Grade 2 ~ Characterized by pain before and after exercise. Modify your training sessions (shorten them or try an exercise that puts less stress on the knee. Try swimming or biking instead of running and jumping), stop jumping, a sports injury specialist can apply sports massage techniques and give you uniques exercises for rehab.

Grade 3 ~ Characterized by pain before, during, and after exercise. Rest completely from aggravating activity, a sports injury specialist can use sports massage techniques and give you a complete rehab program.

Grade 4 ~ Characterized by constant pain even during everyday activities. Rest (for at least 3 months!), a sports injury specialist can still use sports massage techniques and get you a rehab program, as well as prescribe medication, use ultrasound/laser treatment, use cross friction massage techniques. If need does not respond adequately to these treatments, you need to see an orthopedic surgeon who could operate.

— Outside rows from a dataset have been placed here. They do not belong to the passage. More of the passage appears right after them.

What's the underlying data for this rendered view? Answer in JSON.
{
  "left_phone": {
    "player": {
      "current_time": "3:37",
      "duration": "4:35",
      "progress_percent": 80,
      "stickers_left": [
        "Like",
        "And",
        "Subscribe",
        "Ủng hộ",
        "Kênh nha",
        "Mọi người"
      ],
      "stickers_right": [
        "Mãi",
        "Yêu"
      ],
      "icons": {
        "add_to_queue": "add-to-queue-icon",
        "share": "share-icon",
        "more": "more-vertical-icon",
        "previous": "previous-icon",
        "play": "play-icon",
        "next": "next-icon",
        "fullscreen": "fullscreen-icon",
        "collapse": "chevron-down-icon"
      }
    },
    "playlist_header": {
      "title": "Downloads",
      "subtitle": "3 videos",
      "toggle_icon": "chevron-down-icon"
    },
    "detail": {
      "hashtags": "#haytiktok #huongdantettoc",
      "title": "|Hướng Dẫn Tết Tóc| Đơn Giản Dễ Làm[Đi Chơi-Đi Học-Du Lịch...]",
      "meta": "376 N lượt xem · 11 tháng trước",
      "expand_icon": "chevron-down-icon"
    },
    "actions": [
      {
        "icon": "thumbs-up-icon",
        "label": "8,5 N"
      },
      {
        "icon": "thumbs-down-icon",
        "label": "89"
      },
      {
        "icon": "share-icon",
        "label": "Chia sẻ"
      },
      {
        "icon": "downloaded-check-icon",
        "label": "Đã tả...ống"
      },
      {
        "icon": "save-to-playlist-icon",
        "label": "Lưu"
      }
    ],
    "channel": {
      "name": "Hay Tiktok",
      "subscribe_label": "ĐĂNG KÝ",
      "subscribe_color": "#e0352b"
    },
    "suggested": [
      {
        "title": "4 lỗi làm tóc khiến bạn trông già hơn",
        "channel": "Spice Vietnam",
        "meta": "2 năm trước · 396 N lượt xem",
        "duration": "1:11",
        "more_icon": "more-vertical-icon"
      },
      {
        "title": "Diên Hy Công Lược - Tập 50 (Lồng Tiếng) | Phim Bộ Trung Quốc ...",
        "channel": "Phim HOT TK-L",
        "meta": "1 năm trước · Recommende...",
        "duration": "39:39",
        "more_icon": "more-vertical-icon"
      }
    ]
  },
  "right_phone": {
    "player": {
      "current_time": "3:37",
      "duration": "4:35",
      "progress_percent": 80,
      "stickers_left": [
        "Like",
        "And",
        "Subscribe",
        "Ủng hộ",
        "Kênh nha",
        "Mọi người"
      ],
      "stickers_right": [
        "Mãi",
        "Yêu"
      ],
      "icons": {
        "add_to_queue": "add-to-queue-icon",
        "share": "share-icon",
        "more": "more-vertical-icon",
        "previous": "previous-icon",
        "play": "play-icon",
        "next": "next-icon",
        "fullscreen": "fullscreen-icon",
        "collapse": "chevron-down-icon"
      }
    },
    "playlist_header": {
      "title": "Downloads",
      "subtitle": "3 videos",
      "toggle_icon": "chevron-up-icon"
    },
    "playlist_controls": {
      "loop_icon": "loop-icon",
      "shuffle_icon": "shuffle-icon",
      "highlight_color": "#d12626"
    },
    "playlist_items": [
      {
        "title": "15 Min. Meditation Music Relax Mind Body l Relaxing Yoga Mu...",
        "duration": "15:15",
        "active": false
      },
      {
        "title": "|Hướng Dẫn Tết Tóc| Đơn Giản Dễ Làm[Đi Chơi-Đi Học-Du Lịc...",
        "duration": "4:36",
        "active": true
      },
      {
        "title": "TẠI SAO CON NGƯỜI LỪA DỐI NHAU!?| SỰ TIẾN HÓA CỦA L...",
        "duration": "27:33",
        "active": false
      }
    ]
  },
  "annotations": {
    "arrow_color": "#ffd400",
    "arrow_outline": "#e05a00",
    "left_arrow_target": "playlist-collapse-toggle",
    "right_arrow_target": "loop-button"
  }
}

Surgery ~ techniques include detachment of the patella tendon from the inferior pole, excision of the degenerative nodule, drilling, or excision of the inferior pole
~Successful 60%-90%
~patient must usually wear a straight brace for 2-4 weeks
~Risks include infection (as with all surgeries), stiffness of the knee, suture reaction, failure of satisfactory healing, all normal risks of anesthesia, phlebitis (inflammation of a vein), pulmonary embolus (blood clot in the lungs), and persistent pain or weakness even after surgery and repair.


Prevention: Strengthen legs and keep muscles balances so that your upper leg muscles aren't pulling harding on your tendon than your lower leg muscles, stretch, and give your body enough recovery time between workouts, practices, games, etc.